Is it really that simple though? This study (provocatively titled "Is patient satisfaction influenced by the intensity of medical resource use by their physicians?") by Bryan Down, John Kralewski, Amer Kaissi and Sally Irrgang from the University of Minnesota, Texas’ Trinity University and Blue Cross Blue Shield of Minnesota in the American Journal of Managed Care says otherwise. Using a validated 2002 patient survey that assessed satisfaction with a) overall primary health care, b) adequacy of time spent with the physician and c) likelihood of recommending the clinic to others, the authors sought to correlate the satisfaction with 2001 insurance network and claims data for 62 practices with 2800 patients.

While the actual calculation of claims expense was complicated (‘dollar-weighted resource use’), the bottom line was that there was no statistical correlation between more intensive medical resource use and a) overall patient satisfaction or b) the likelihood of recommending the clinic to others. What’s more, higher levels of use were negatively correlated with satisfaction over time spent with the physician.
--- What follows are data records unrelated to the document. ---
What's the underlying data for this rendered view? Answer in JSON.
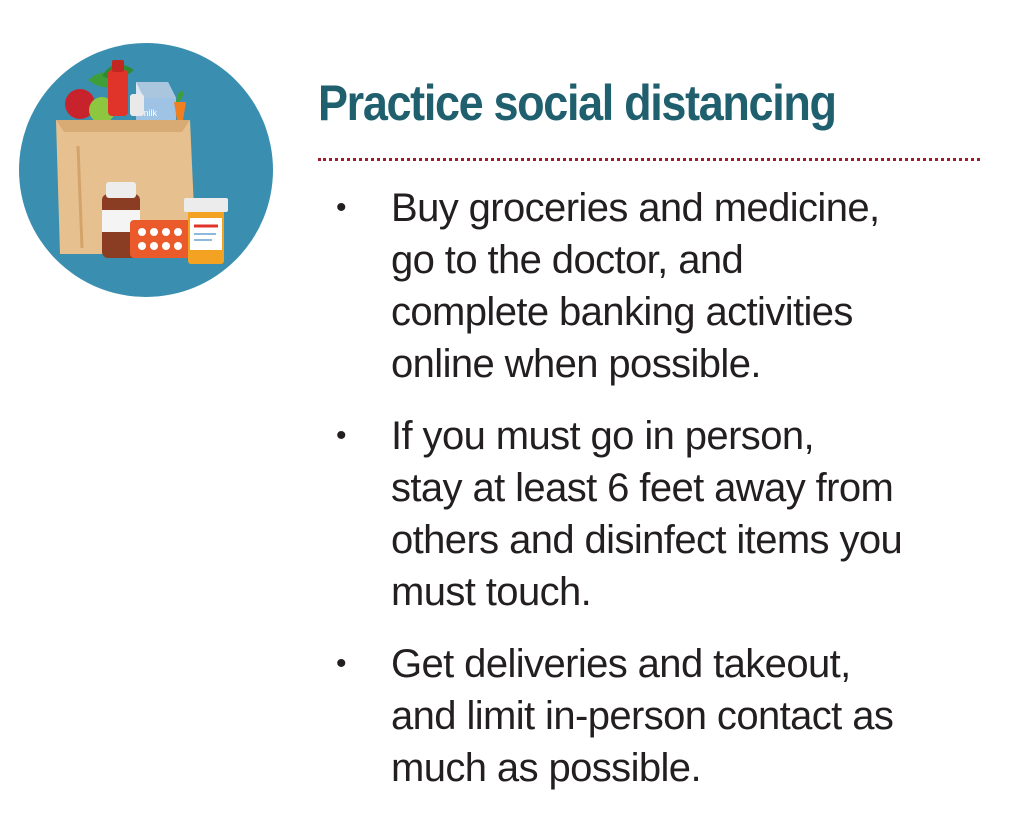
{
  "heading": "Practice social distancing",
  "illustration": {
    "icon": "grocery-bag-medicine-icon",
    "milk_label": "milk"
  },
  "bullets": [
    {
      "marker": "•",
      "text": "Buy groceries and medicine,\ngo to the doctor, and\ncomplete banking activities\nonline when possible."
    },
    {
      "marker": "•",
      "text": "If you must go in person,\nstay at least 6 feet away from\nothers and disinfect items you\nmust touch."
    },
    {
      "marker": "•",
      "text": "Get deliveries and takeout,\nand limit in-person contact as\nmuch as possible."
    }
  ],
  "colors": {
    "heading": "#1f5f6e",
    "divider": "#a01c2a",
    "body_text": "#231f20",
    "circle": "#3a8fb0"
  }
}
In fact, the degree correlation looked striking at -0.92. Interestingly, high resource use was not associated with being a busy clinic, prompting the authors to suggest that busy clinics are not trying to substitute tests for meaningful hands-on patient care – something else was going on.
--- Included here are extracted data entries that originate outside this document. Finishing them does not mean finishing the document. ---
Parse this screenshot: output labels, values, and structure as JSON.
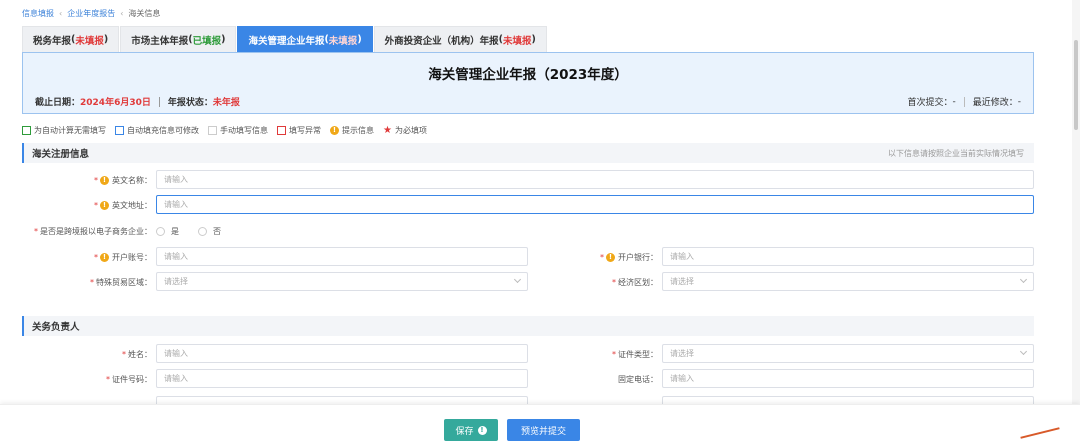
{
  "breadcrumb": {
    "items": [
      "信息填报",
      "企业年度报告",
      "海关信息"
    ]
  },
  "tabs": [
    {
      "label": "税务年报",
      "status": "未填报"
    },
    {
      "label": "市场主体年报",
      "status": "已填报"
    },
    {
      "label": "海关管理企业年报",
      "status": "未填报"
    },
    {
      "label": "外商投资企业（机构）年报",
      "status": "未填报"
    }
  ],
  "banner": {
    "title": "海关管理企业年报（2023年度）",
    "deadline_label": "截止日期：",
    "deadline_value": "2024年6月30日",
    "status_label": "年报状态：",
    "status_value": "未年报",
    "first_submit_label": "首次提交：",
    "first_submit_value": "-",
    "last_modified_label": "最近修改：",
    "last_modified_value": "-"
  },
  "legend": {
    "auto_calc": "为自动计算无需填写",
    "auto_fill": "自动填充信息可修改",
    "manual": "手动填写信息",
    "error": "填写异常",
    "tip": "提示信息",
    "required": "为必填项"
  },
  "section_customs": {
    "title": "海关注册信息",
    "hint": "以下信息请按照企业当前实际情况填写",
    "english_name_label": "英文名称：",
    "english_name_placeholder": "请输入",
    "english_address_label": "英文地址：",
    "english_address_placeholder": "请输入",
    "ecommerce_label": "是否是跨境报以电子商务企业：",
    "ecommerce_yes": "是",
    "ecommerce_no": "否",
    "account_label": "开户账号：",
    "account_placeholder": "请输入",
    "bank_label": "开户银行：",
    "bank_placeholder": "请输入",
    "trade_zone_label": "特殊贸易区域：",
    "trade_zone_placeholder": "请选择",
    "economic_zone_label": "经济区划：",
    "economic_zone_placeholder": "请选择"
  },
  "section_contact": {
    "title": "关务负责人",
    "name_label": "姓名：",
    "name_placeholder": "请输入",
    "id_type_label": "证件类型：",
    "id_type_placeholder": "请选择",
    "id_number_label": "证件号码：",
    "id_number_placeholder": "请输入",
    "phone_label": "固定电话：",
    "phone_placeholder": "请输入"
  },
  "footer": {
    "save_label": "保存",
    "preview_label": "预览并提交"
  },
  "colors": {
    "accent": "#3a86e6",
    "required": "#e03a3a",
    "success": "#2e9b3a",
    "save_button": "#35a99c",
    "warn_icon": "#f0a818"
  },
  "icons": [
    "warn-icon",
    "chevron-left-icon",
    "chevron-down-icon",
    "radio-icon"
  ]
}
The Disease Management Care Blog isn’t sure what else is going on and the authors didn’t spend a lot of effort discussing the implications of their findings, other than stating that more research is needed. The DMCB wonders if some physicians try to substitute tests for ‘quality time’ independent of how busy they are. The reverse may also be true: patients who are dissatisfied with any amount of time they’re getting with their doctor may end up demanding additional tests. There were two weaknesses in the research design too: 1) in general, these Minnesotans were highly satisfied with their care and Minnesota is the land of low variation to begin with, which may have obscured the ability of the researchers to detect a correlation and, 2) if multiple correlations are performed, one may randomly show up as spuriously ‘significant.’
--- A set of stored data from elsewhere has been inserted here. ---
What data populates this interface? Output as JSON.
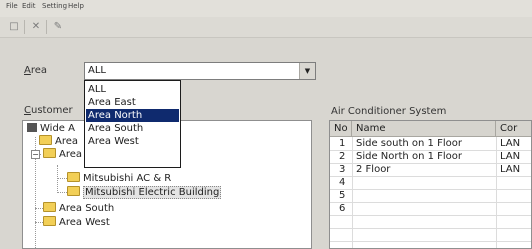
{
  "menu": {
    "file": "File",
    "edit": "Edit",
    "setting": "Setting",
    "help": "Help"
  },
  "toolbar": {
    "icons": [
      "new-icon",
      "delete-icon",
      "edit-icon"
    ],
    "btn_glyphs": [
      "□",
      "✕",
      "✎"
    ]
  },
  "area": {
    "label": "Area",
    "selected": "ALL",
    "options": [
      "ALL",
      "Area East",
      "Area North",
      "Area South",
      "Area West"
    ],
    "highlighted": "Area North"
  },
  "customer_label": "Customer",
  "tree": {
    "root": "Wide Area",
    "root_visible": "Wide A",
    "area_east_visible": "Area",
    "area_north_visible": "Area North",
    "children_north": [
      "Mitsubishi AC & R",
      "Mitsubishi Electric Building"
    ],
    "area_south": "Area South",
    "area_west": "Area West"
  },
  "ac_panel": {
    "title": "Air Conditioner System",
    "columns": [
      "No",
      "Name",
      "Cor"
    ],
    "rows": [
      {
        "no": "1",
        "name": "Side south on 1 Floor",
        "c": "LAN"
      },
      {
        "no": "2",
        "name": "Side North on 1 Floor",
        "c": "LAN"
      },
      {
        "no": "3",
        "name": "2 Floor",
        "c": "LAN"
      },
      {
        "no": "4",
        "name": "",
        "c": ""
      },
      {
        "no": "5",
        "name": "",
        "c": ""
      },
      {
        "no": "6",
        "name": "",
        "c": ""
      }
    ]
  },
  "colors": {
    "selection": "#0f2a6e",
    "folder": "#f2cf57"
  }
}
Whatever the reason, public and private insurers will view these data as one more reason to do something about unsustainable upward trend in medical testing, including high cost radiology procedures. While physicians may claim that their patients ‘demand’ the testing, it didn’t turn up in this research. When policy makers get around to the notion of impeding physician's ability to order tests ad lib, they may want to use this paper to point out that patient satisfaction levels may remain unchanged or - assuming there's a causal relationship - even go up.